The Penultimate song on this great album is ‘I Am the Resurrection’, which in my humble opinion, is an absolute masterpiece! It begins with a groovy drum beat, which makes you want to play the air drums. It then moves on to the thumping bassline from ‘Mani’ then developing into a huge set of 3 verses and 2 pre-choruses which leads into the big chorus towards the end of the first initial part of the song. The second part to this song is solely an instrumental which shows the diversity and sheer musicianship of the band as it begins with another groovy bassline and funk oriented guitar parts from John Squire as he is really allowed to show how talented he is and really captures the overall sound of the band, showcasing how much they suit one another.
The album concludes with its 12th track ‘Fool’s Gold’, which is also another classic from the band.
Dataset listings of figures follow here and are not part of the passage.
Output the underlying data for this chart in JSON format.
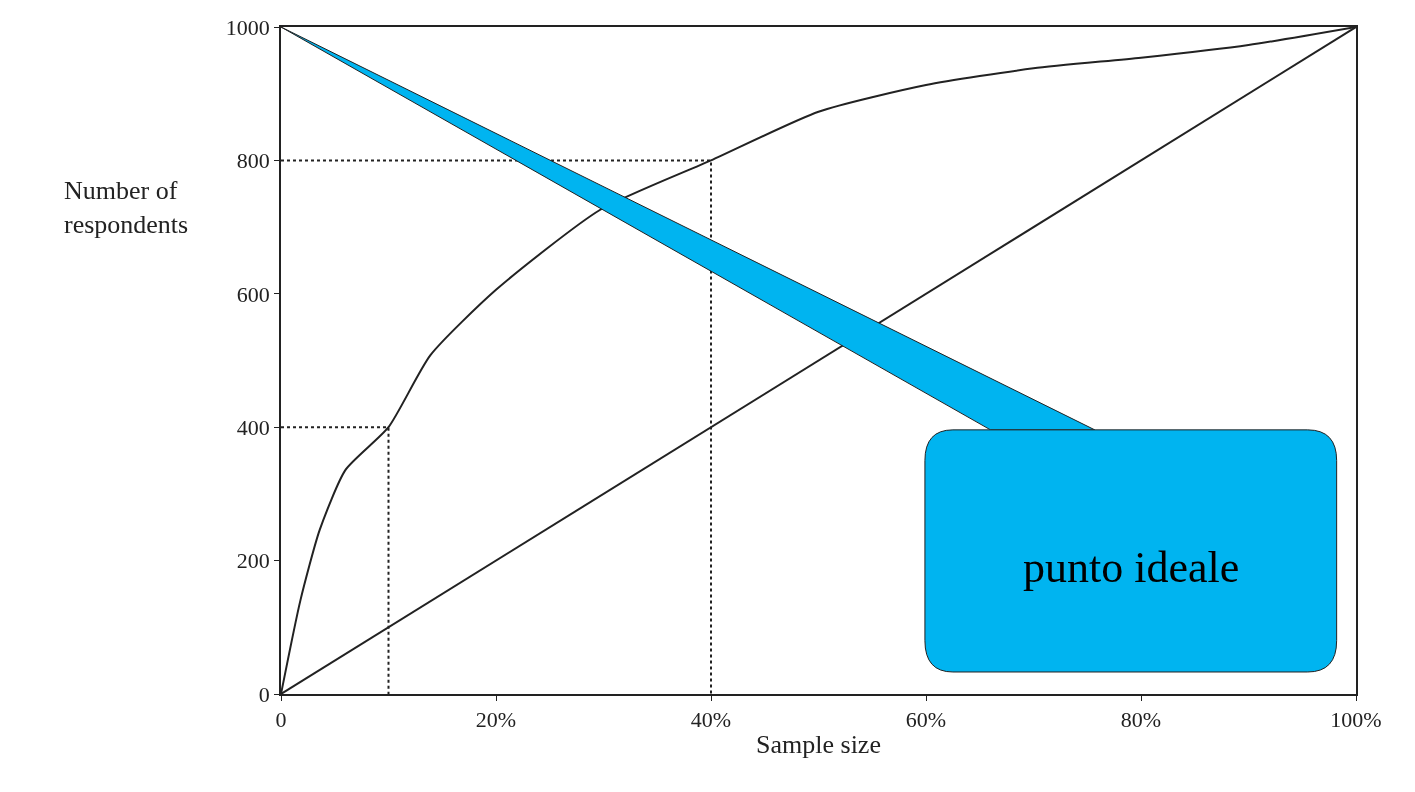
{
  "chart_data": {
    "type": "line",
    "xlabel": "Sample size",
    "ylabel": "Number of\nrespondents",
    "xlim": [
      0,
      100
    ],
    "ylim": [
      0,
      1000
    ],
    "xticks": [
      0,
      {
        "value": 20,
        "label": "20%"
      },
      {
        "value": 40,
        "label": "40%"
      },
      {
        "value": 60,
        "label": "60%"
      },
      {
        "value": 80,
        "label": "80%"
      },
      {
        "value": 100,
        "label": "100%"
      }
    ],
    "yticks": [
      0,
      200,
      400,
      600,
      800,
      1000
    ],
    "marker": "none",
    "series": [
      {
        "color": "#222222",
        "line_style": "solid",
        "x": [
          0,
          1.8,
          3.6,
          6,
          10,
          13.9,
          20,
          29.7,
          40,
          50,
          60,
          70,
          80,
          90,
          100
        ],
        "values": [
          0,
          140,
          246,
          336,
          400,
          508,
          606,
          726,
          800,
          873,
          913,
          938,
          954,
          973,
          1000
        ]
      },
      {
        "color": "#222222",
        "line_style": "solid",
        "x": [
          0,
          100
        ],
        "values": [
          0,
          1000
        ]
      },
      {
        "color": "#222222",
        "line_style": "dotted",
        "x": [
          0,
          40,
          40
        ],
        "values": [
          800,
          800,
          0
        ]
      },
      {
        "color": "#222222",
        "line_style": "dotted",
        "x": [
          0,
          10,
          10
        ],
        "values": [
          400,
          400,
          0
        ]
      }
    ],
    "annotations": [
      "punto ideale"
    ]
  }
}
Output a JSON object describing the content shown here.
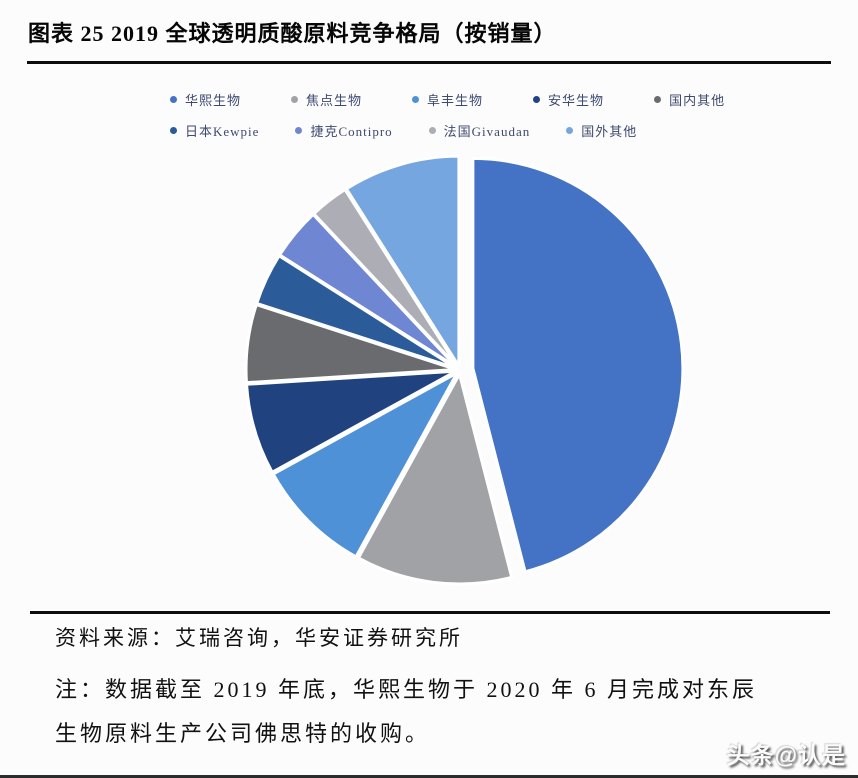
{
  "page": {
    "title": "图表 25 2019 全球透明质酸原料竞争格局（按销量）"
  },
  "chart_data": {
    "type": "pie",
    "title": "图表 25 2019 全球透明质酸原料竞争格局（按销量）",
    "categories": [
      "华熙生物",
      "焦点生物",
      "阜丰生物",
      "安华生物",
      "国内其他",
      "日本Kewpie",
      "捷克Contipro",
      "法国Givaudan",
      "国外其他"
    ],
    "values": [
      46,
      12,
      9,
      7,
      6,
      4,
      4,
      3,
      9
    ],
    "value_note": "percent shares estimated from slice angles; no data labels printed on chart",
    "colors": [
      "#4472C4",
      "#A1A2A6",
      "#4E91D6",
      "#204380",
      "#6A6B6E",
      "#2B5C99",
      "#6F87D2",
      "#ACADB5",
      "#75A6DF"
    ],
    "legend_position": "top",
    "start_angle_deg": 0,
    "direction": "clockwise",
    "exploded_slice": "华熙生物"
  },
  "legend": {
    "row1_indices": [
      0,
      1,
      2,
      3,
      4
    ],
    "row2_indices": [
      5,
      6,
      7,
      8
    ]
  },
  "footer": {
    "source": "资料来源：艾瑞咨询，华安证券研究所",
    "note_line1": "注：数据截至 2019 年底，华熙生物于 2020 年 6 月完成对东辰",
    "note_line2": "生物原料生产公司佛思特的收购。",
    "watermark": "头条@认是"
  }
}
The near 10-minute track includes a soft basic drum beat compared to their other tracks and the song is also orientated around the bassline which gives creative freedom to John Squire for his intricate licks. His heavy use of the ‘wah’ pedal also gives the song a new dimension and gives the tune a real groove and funk about it.
In conclusion the album is an overall incredible display of the band’s musical capabilities and the brilliance of the musicianship between all 4 of the members is astonishing and the overall album in my humble opinion is a masterpiece as the band have established their own unique sound that makes them easily recognisable above everyone else as following this album they have created their own cult following and live strongly in the music industry 30 years after the release of this album, it is just an overall shame the bands future came to the abrupt end after their second album, ‘The Second Coming’.